About 50 small businesses will be awarded a grant from the city to help deal with the COVID-19 pandemic.
The city had to cut down from 114 applications, which totaled $1.17 million in requested funding.
Some businesses were disqualified because they were outside city limits. Others got cut for having things like unpaid taxes or utilities.
“We did give them the opportunity to pay up on those (but) there are some that have not completed that obligation,” La Crosse economic development planner Andrea Schnick said Tuesday on La Crosse Talk PM. “But that was part of our requirement, that there were no unpaid debts to the city.”
Schnick said if more funding becomes available and businesses still need help with the pandemic, they will do another round of the program.
Businesses that qualified had to employ 75 or less, though who gets what might change some depending on whether other help comes through for those businesses.
“The Paycheck Protection Program and any of the small business association loans,” Schick said, “so we’re seeing now, some businesses getting that funding into their account — some of them today.
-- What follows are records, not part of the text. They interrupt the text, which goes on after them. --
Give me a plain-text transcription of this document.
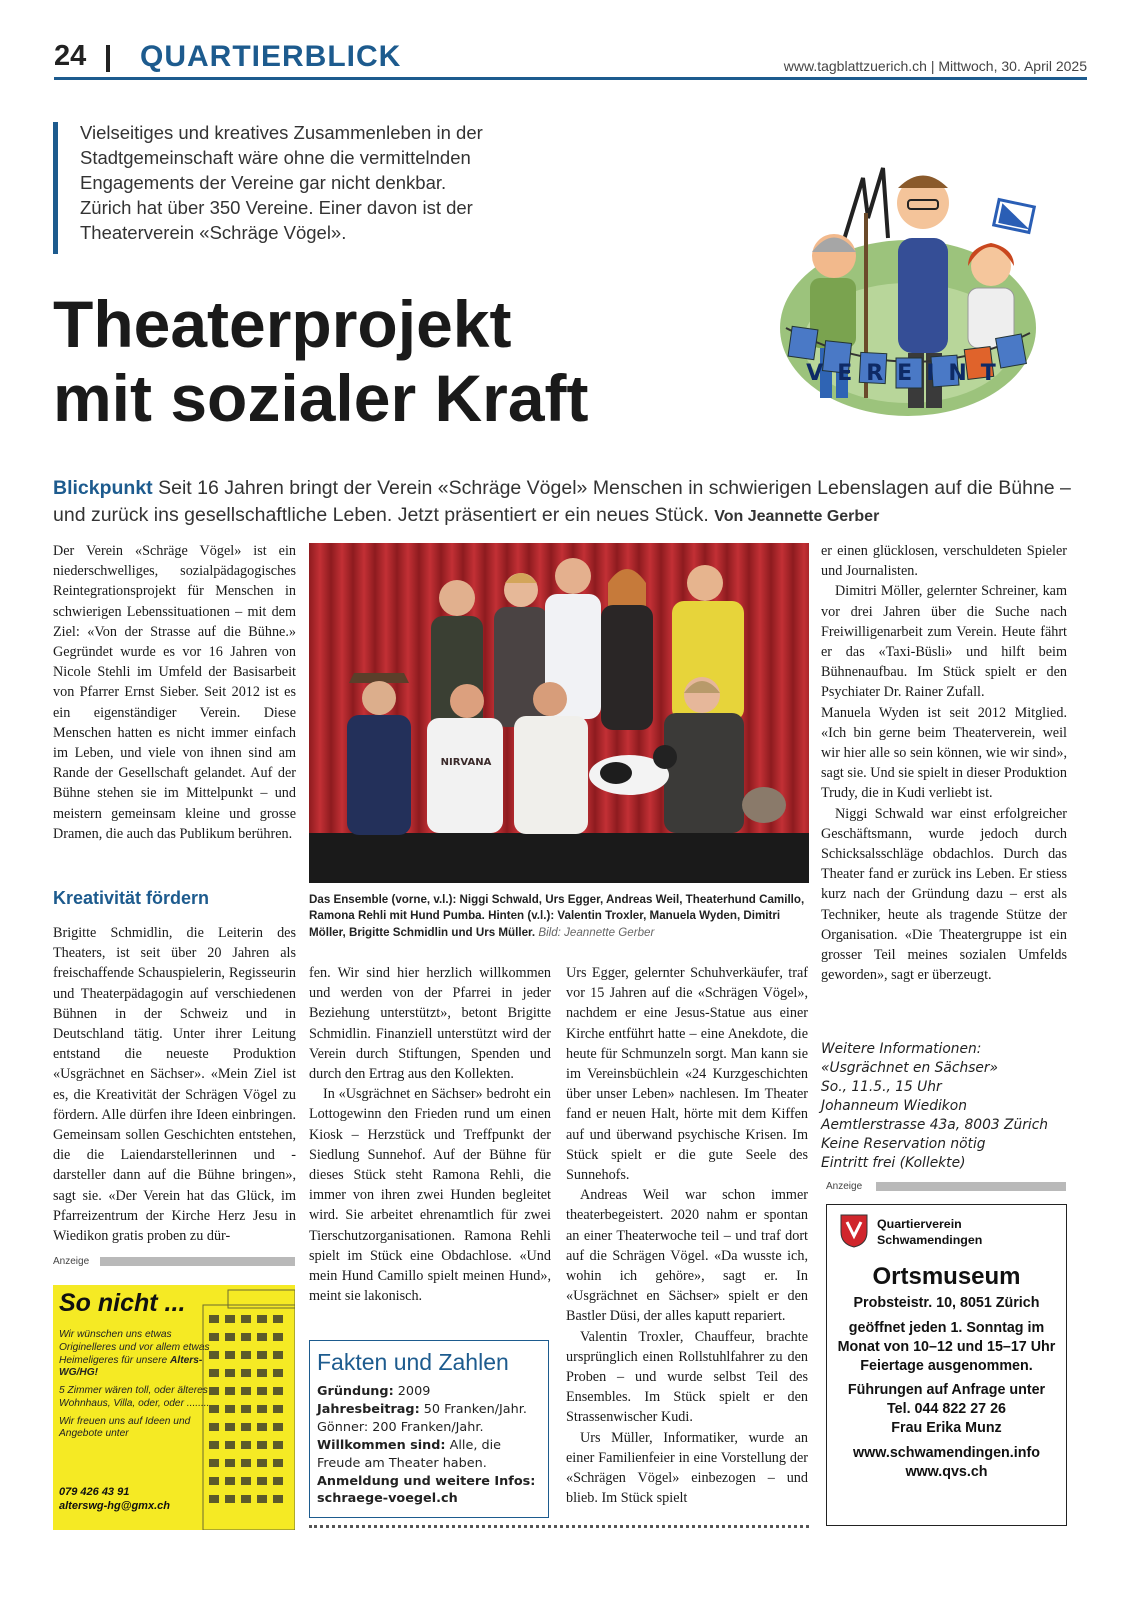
24 QUARTIERBLICK	www.tagblattzuerich.ch | Mittwoch, 30. April 2025
Vielseitiges und kreatives Zusammenleben in der
Stadtgemeinschaft wäre ohne die vermittelnden
Engagements der Vereine gar nicht denkbar.
Zürich hat über 350 Vereine. Einer davon ist der
Theaterverein «Schräge Vögel».
VEREINT
Theaterprojekt
mit sozialer Kraft
Blickpunkt Seit 16 Jahren bringt der Verein «Schräge Vögel» Menschen in schwierigen Lebenslagen auf die Bühne – und zurück ins gesellschaftliche Leben. Jetzt präsentiert er ein neues Stück. Von Jeannette Gerber

Der Verein «Schräge Vögel» ist ein niederschwelliges, sozialpädagogisches Reintegrationsprojekt für Menschen in schwierigen Lebenssituationen – mit dem Ziel: «Von der Strasse auf die Bühne.» Gegründet wurde es vor 16 Jahren von Nicole Stehli im Umfeld der Basisarbeit von Pfarrer Ernst Sieber. Seit 2012 ist es ein eigenständiger Verein. Diese Menschen hatten es nicht immer einfach im Leben, und viele von ihnen sind am Rande der Gesellschaft gelandet. Auf der Bühne stehen sie im Mittelpunkt – und meistern gemeinsam kleine und grosse Dramen, die auch das Publikum berühren.

Kreativität fördern

Brigitte Schmidlin, die Leiterin des Theaters, ist seit über 20 Jahren als freischaffende Schauspielerin, Regisseurin und Theaterpädagogin auf verschiedenen Bühnen in der Schweiz und in Deutschland tätig. Unter ihrer Leitung entstand die neueste Produktion «Usgrächnet en Sächser». «Mein Ziel ist es, die Kreativität der Schrägen Vögel zu fördern. Alle dürfen ihre Ideen einbringen. Gemeinsam sollen Geschichten entstehen, die die Laiendarstellerinnen und -darsteller dann auf die Bühne bringen», sagt sie. «Der Verein hat das Glück, im Pfarreizentrum der Kirche Herz Jesu in Wiedikon gratis proben zu dür-

NIRVANA
Das Ensemble (vorne, v.l.): Niggi Schwald, Urs Egger, Andreas Weil, Theaterhund Camillo, Ramona Rehli mit Hund Pumba. Hinten (v.l.): Valentin Troxler, Manuela Wyden, Dimitri Möller, Brigitte Schmidlin und Urs Müller. Bild: Jeannette Gerber

fen. Wir sind hier herzlich willkommen und werden von der Pfarrei in jeder Beziehung unterstützt», betont Brigitte Schmidlin. Finanziell unterstützt wird der Verein durch Stiftungen, Spenden und durch den Ertrag aus den Kollekten.

In «Usgrächnet en Sächser» bedroht ein Lottogewinn den Frieden rund um einen Kiosk – Herzstück und Treffpunkt der Siedlung Sunnehof. Auf der Bühne für dieses Stück steht Ramona Rehli, die immer von ihren zwei Hunden begleitet wird. Sie arbeitet ehrenamtlich für zwei Tierschutzorganisationen. Ramona Rehli spielt im Stück eine Obdachlose. «Und mein Hund Camillo spielt meinen Hund», meint sie lakonisch.

Urs Egger, gelernter Schuhverkäufer, traf vor 15 Jahren auf die «Schrägen Vögel», nachdem er eine Jesus-Statue aus einer Kirche entführt hatte – eine Anekdote, die heute für Schmunzeln sorgt. Man kann sie im Vereinsbüchlein «24 Kurzgeschichten über unser Leben» nachlesen. Im Theater fand er neuen Halt, hörte mit dem Kiffen auf und überwand psychische Krisen. Im Stück spielt er die gute Seele des Sunnehofs.

Andreas Weil war schon immer theaterbegeistert. 2020 nahm er spontan an einer Theaterwoche teil – und traf dort auf die Schrägen Vögel. «Da wusste ich, wohin ich gehöre», sagt er. In «Usgrächnet en Sächser» spielt er den Bastler Düsi, der alles kaputt repariert.

Valentin Troxler, Chauffeur, brachte ursprünglich einen Rollstuhlfahrer zu den Proben – und wurde selbst Teil des Ensembles. Im Stück spielt er den Strassenwischer Kudi.

Urs Müller, Informatiker, wurde an einer Familienfeier in eine Vorstellung der «Schrägen Vögel» einbezogen – und blieb. Im Stück spielt

er einen glücklosen, verschuldeten Spieler und Journalisten.

Dimitri Möller, gelernter Schreiner, kam vor drei Jahren über die Suche nach Freiwilligenarbeit zum Verein. Heute fährt er das «Taxi-Büsli» und hilft beim Bühnenaufbau. Im Stück spielt er den Psychiater Dr. Rainer Zufall.

Manuela Wyden ist seit 2012 Mitglied. «Ich bin gerne beim Theaterverein, weil wir hier alle so sein können, wie wir sind», sagt sie. Und sie spielt in dieser Produktion Trudy, die in Kudi verliebt ist.

Niggi Schwald war einst erfolgreicher Geschäftsmann, wurde jedoch durch Schicksalsschläge obdachlos. Durch das Theater fand er zurück ins Leben. Er stiess kurz nach der Gründung dazu – erst als Techniker, heute als tragende Stütze der Organisation. «Die Theatergruppe ist ein grosser Teil meines sozialen Umfelds geworden», sagt er überzeugt.

Weitere Informationen:
«Usgrächnet en Sächser»
So., 11.5., 15 Uhr
Johanneum Wiedikon
Aemtlerstrasse 43a, 8003 Zürich
Keine Reservation nötig
Eintritt frei (Kollekte)
Anzeige
Anzeige
So nicht ...

Wir wünschen uns etwas Originelleres und vor allem etwas Heimeligeres für unsere Alters-WG/HG!

5 Zimmer wären toll, oder älteres Wohnhaus, Villa, oder, oder ........

Wir freuen uns auf Ideen und Angebote unter

079 426 43 91
alterswg-hg@gmx.ch
Fakten und Zahlen
Gründung: 2009
Jahresbeitrag: 50 Franken/Jahr.
Gönner: 200 Franken/Jahr.
Willkommen sind: Alle, die Freude am Theater haben.
Anmeldung und weitere Infos:
schraege-voegel.ch
Quartierverein
Schwamendingen
Ortsmuseum
Probsteistr. 10, 8051 Zürich
geöffnet jeden 1. Sonntag im Monat von 10–12 und 15–17 Uhr Feiertage ausgenommen.
Führungen auf Anfrage unter
Tel. 044 822 27 26
Frau Erika Munz
www.schwamendingen.info
www.qvs.ch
So the needs from a couple of weeks ago versus today are always changing.”
Overall, about $1.17 million was requested from applications. After cuts, it was $750,000 in legit requests, Schnick said. But the city only has $350,000 in funding at this point.
Each business will receive $5,000 per 10 employees, up to $25,000. Schnick said a couple businesses did qualify for around $20,000-$25,000.
While the city will reward the grants this week, the work is never ending, as it continues to meet with businesses and discuss their needs.
“We held a couple of small business roundtables, trying to get that primary data from them,” Schnick said. “What are they looking for? What do they need? What are their concerns? What do they need from the city, and from the community, to help adapt — not only what’s happened today from having their doors closed?”